We are seeing a consistent pattern of 502 Bad Gateway errors when Genesys Cloud attempts to deliver outbound conversation events to our internal webhook endpoint. The endpoint is a simple Flask app hosted on AWS ECS, and while the application logic is sound, the load balancer occasionally drops the connection during peak hours, causing the platform to mark the delivery as failed.
The current setup relies on Genesys Cloud’s built-in retry mechanism, which attempts delivery up to five times with exponential backoff. However, if all retries fail, the event is dropped, and we lose critical data for our downstream analytics pipeline. We need a way to capture these failed events for manual reprocessing or to trigger a separate alert.
We’ve tried implementing a local retry queue in our Flask app, but the issue is that the webhook never reaches the app if the load balancer fails.
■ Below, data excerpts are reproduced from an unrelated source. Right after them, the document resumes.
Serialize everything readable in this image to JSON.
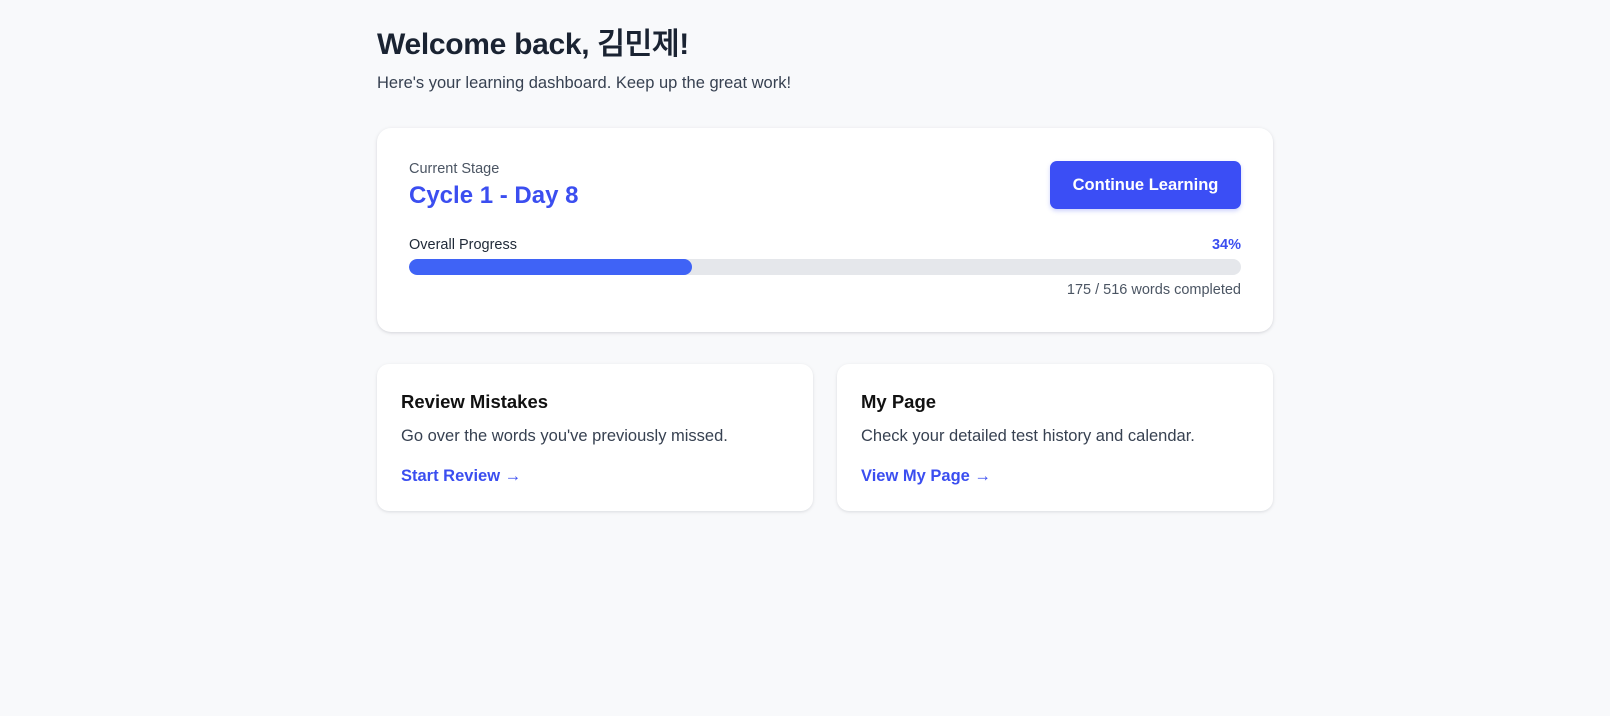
{
  "header": {
    "title": "Welcome back, 김민제!",
    "subtitle": "Here's your learning dashboard. Keep up the great work!"
  },
  "stage_card": {
    "label": "Current Stage",
    "value": "Cycle 1 - Day 8",
    "continue_label": "Continue Learning",
    "progress": {
      "label": "Overall Progress",
      "percent_text": "34%",
      "fraction": 0.34,
      "count_text": "175 / 516 words completed"
    }
  },
  "cards": {
    "review": {
      "title": "Review Mistakes",
      "description": "Go over the words you've previously missed.",
      "link": "Start Review →"
    },
    "mypage": {
      "title": "My Page",
      "description": "Check your detailed test history and calendar.",
      "link": "View My Page →"
    }
  },
  "colors": {
    "accent": "#3b4ef0",
    "progress_fill": "#3f63f6",
    "progress_track": "#e5e7eb",
    "background": "#f8f9fb"
  }
}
We need a solution that sits between Genesys Cloud and our application, capable of acknowledging the webhook receipt immediately to prevent Genesys from retrying, while storing the payload for later processing.
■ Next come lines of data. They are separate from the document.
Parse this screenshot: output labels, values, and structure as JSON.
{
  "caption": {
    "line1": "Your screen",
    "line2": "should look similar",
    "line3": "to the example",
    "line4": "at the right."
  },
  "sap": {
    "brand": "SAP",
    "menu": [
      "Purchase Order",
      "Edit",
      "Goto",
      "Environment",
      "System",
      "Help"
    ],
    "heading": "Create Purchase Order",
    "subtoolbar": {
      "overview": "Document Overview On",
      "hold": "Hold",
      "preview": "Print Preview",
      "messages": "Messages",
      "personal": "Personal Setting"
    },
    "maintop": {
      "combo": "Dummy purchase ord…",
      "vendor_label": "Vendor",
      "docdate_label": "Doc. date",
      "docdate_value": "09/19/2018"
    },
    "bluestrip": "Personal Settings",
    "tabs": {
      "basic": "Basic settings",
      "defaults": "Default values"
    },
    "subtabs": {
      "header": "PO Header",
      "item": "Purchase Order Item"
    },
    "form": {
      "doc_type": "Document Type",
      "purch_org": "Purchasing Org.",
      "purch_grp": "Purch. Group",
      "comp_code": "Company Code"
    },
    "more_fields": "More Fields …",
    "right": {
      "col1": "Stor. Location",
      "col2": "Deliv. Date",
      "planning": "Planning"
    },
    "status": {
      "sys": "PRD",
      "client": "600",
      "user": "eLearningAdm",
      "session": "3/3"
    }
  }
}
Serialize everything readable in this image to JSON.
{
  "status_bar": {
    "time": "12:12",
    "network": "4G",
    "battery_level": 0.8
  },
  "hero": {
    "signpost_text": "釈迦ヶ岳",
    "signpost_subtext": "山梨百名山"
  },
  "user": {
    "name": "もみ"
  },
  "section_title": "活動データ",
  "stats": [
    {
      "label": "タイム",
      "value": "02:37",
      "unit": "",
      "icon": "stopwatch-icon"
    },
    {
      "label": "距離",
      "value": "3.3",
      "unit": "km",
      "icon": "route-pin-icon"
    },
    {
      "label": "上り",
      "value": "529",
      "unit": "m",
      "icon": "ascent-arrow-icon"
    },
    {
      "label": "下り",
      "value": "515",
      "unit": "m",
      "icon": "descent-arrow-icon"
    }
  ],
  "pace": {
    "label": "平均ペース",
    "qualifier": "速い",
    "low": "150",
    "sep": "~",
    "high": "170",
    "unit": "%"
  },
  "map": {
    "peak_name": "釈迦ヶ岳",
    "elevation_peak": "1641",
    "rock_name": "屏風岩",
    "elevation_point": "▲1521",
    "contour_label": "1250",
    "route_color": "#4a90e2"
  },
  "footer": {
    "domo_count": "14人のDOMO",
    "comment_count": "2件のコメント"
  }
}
Here is the current webhook configuration JSON we are using via the Terraform CX as Code provider:
resource "genesyscloud_webhook" "outbound_events" {
name = "Outbound Event Collector"
uri = "https://api.internal.company.com/webhooks/genesys"
request_headers = {
"Content-Type" = "application/json"
"X-API-Key" = var.webhook_api_key
}
event_type = "conversation:all"
delivery_config {
retry_count = 5
retry_interval = 60
}
}
Is there a recommended pattern for implementing a dead letter queue in this scenario? We are considering using AWS SQS as an intermediate buffer, but we are unsure how to configure the webhook to send directly to SQS, as Genesys Cloud expects an HTTP 200 response from a standard endpoint. Can we use a Lambda function as the webhook target to handle the SQS push, and how do we manage the acknowledgment logic to ensure Genesys Cloud does not retry successfully processed events?